Just define some user message (from the WM_APP range), let the worker thread PostMessage this message and pass the data as PostMessage parameter(s), and let the main thread handle this message, fill data in the array and work with this array.
Just to be clearer, these two paragraphs describe two different architectures. In the first, synchronization is indeed needed if a worker is writing data into an array and the GUI thread is reading it from the same array. The reason synchronization is needed is precisely because access to the same memory is being made by two different threads. Consider a case where the worker is deleting data from the array. Without synchronization, the GUI thread could easily go past the new end of the array, into corrupted memory.
When Victor says (at the end of the first paragraph) that "a better way would be not use any synchronization at all", he is intorducing a different architecture, which is described in the second paragraph. In this second architecture, the worker thread does not touch the array. The worker thread's sole job is to supply the GUI thread with data for the array, leaving the GUI thread with the responsibility of actually storing the data into the array. This second architecture does not need synchronization for the reason that there is no shared memory, i.e., only the GUI thread ever touches the array.
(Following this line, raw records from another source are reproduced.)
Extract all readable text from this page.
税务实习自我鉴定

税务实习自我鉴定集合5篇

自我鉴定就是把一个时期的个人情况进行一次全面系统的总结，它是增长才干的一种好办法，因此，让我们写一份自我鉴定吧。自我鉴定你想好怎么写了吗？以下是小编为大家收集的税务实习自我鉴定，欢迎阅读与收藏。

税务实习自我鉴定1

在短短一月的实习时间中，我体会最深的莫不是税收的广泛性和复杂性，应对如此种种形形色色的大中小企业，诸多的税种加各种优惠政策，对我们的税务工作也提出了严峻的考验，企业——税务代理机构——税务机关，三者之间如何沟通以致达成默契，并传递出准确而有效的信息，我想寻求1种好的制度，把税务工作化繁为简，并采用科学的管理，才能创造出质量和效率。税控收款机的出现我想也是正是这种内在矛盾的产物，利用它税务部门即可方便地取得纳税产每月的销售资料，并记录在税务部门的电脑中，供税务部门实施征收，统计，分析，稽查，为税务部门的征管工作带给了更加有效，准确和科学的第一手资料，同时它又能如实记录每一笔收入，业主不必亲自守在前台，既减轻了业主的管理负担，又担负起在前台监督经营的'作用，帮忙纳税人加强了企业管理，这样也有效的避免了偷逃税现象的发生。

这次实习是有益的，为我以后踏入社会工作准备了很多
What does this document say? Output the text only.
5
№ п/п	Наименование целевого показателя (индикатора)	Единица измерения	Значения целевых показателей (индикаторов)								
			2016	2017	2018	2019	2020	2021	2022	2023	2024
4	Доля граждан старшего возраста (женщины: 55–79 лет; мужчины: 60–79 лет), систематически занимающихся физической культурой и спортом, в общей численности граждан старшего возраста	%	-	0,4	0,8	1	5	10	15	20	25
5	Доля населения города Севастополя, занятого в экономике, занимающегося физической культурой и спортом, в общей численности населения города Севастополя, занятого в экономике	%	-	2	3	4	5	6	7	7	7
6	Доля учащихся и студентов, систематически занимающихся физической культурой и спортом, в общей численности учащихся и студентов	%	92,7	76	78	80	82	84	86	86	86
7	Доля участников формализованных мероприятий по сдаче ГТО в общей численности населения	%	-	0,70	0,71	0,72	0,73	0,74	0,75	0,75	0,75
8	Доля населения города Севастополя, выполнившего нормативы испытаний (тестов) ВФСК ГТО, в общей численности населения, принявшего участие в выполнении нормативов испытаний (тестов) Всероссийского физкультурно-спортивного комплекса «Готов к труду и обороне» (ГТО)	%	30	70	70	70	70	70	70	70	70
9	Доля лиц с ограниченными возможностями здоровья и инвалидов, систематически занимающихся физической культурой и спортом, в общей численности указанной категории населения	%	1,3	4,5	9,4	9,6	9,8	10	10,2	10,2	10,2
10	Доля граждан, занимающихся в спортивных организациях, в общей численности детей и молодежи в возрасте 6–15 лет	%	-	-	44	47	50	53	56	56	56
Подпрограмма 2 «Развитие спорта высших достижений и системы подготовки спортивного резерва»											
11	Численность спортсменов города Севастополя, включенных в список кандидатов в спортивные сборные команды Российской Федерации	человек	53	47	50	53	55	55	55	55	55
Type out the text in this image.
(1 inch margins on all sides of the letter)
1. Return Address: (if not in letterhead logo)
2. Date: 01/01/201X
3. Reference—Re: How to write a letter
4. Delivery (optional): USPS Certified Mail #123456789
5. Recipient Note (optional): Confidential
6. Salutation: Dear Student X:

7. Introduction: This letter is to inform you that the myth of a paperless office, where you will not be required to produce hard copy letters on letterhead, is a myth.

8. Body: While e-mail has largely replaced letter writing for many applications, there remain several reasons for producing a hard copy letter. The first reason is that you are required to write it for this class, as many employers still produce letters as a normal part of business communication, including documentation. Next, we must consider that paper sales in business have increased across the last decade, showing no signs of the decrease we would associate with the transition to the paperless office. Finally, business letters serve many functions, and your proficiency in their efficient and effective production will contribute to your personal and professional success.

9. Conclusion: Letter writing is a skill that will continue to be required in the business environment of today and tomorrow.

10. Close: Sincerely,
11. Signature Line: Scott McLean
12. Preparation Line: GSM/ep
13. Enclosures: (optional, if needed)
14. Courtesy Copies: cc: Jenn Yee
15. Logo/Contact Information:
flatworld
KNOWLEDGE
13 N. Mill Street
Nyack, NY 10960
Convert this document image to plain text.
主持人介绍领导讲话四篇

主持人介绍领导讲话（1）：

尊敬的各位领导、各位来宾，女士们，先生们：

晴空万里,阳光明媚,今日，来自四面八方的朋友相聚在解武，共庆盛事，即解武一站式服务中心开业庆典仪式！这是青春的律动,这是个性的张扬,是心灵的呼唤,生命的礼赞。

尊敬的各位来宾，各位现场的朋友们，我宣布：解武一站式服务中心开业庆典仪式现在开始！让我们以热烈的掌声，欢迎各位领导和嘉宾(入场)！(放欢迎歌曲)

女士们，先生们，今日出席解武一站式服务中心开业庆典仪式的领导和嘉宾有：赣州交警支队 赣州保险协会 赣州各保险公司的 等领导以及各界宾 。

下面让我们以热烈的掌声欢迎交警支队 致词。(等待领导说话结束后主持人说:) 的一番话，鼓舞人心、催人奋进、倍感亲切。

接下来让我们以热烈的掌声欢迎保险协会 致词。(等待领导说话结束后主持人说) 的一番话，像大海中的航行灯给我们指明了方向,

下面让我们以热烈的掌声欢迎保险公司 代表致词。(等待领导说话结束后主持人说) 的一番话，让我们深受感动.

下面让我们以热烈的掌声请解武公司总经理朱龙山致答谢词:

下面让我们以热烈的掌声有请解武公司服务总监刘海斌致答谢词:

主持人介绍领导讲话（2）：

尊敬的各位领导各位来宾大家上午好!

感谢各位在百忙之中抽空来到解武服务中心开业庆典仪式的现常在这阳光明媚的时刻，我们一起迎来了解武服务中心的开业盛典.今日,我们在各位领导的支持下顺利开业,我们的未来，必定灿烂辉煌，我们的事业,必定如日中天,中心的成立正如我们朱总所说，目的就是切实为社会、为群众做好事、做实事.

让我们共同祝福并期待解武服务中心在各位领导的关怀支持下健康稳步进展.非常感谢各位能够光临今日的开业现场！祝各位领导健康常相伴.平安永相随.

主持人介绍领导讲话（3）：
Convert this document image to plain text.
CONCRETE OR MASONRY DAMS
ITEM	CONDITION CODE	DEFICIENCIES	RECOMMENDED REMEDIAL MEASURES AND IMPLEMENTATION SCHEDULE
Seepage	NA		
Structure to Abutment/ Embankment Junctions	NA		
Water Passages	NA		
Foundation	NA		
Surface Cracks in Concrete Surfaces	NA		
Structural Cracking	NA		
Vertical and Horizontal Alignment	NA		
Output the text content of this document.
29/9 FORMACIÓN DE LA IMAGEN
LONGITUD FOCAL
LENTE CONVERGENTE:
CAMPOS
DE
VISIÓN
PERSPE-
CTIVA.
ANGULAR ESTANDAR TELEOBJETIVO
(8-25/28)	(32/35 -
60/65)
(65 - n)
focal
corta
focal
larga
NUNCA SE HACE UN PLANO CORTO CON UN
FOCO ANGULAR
In answer to some others of your question, it probably crashes when synchronization is not used for precisely the reasons described above. The array is a templated collection class. When the worker adds data to the array, if there is not sufficient memory already allocated for the array, a typical collection class will re-allocate memory for the array and copy contents to the new allocation. Meanwhile, the GUI thread is still operating on the older values, which are now all meaningless and corrupted memory locations. You thus need synchronization.
When you add synchronization, you need to tell the GUI thread when to display. Add some sort of signalling. The worker could, for example, PostMessage a custom message to the GUI thread when it is done adding data to the array. The handler in the GUI thread for this custom message could then call "Invalidate()" or some such, so as to cause the GUI thread to re-paint the sceen with the newly added data.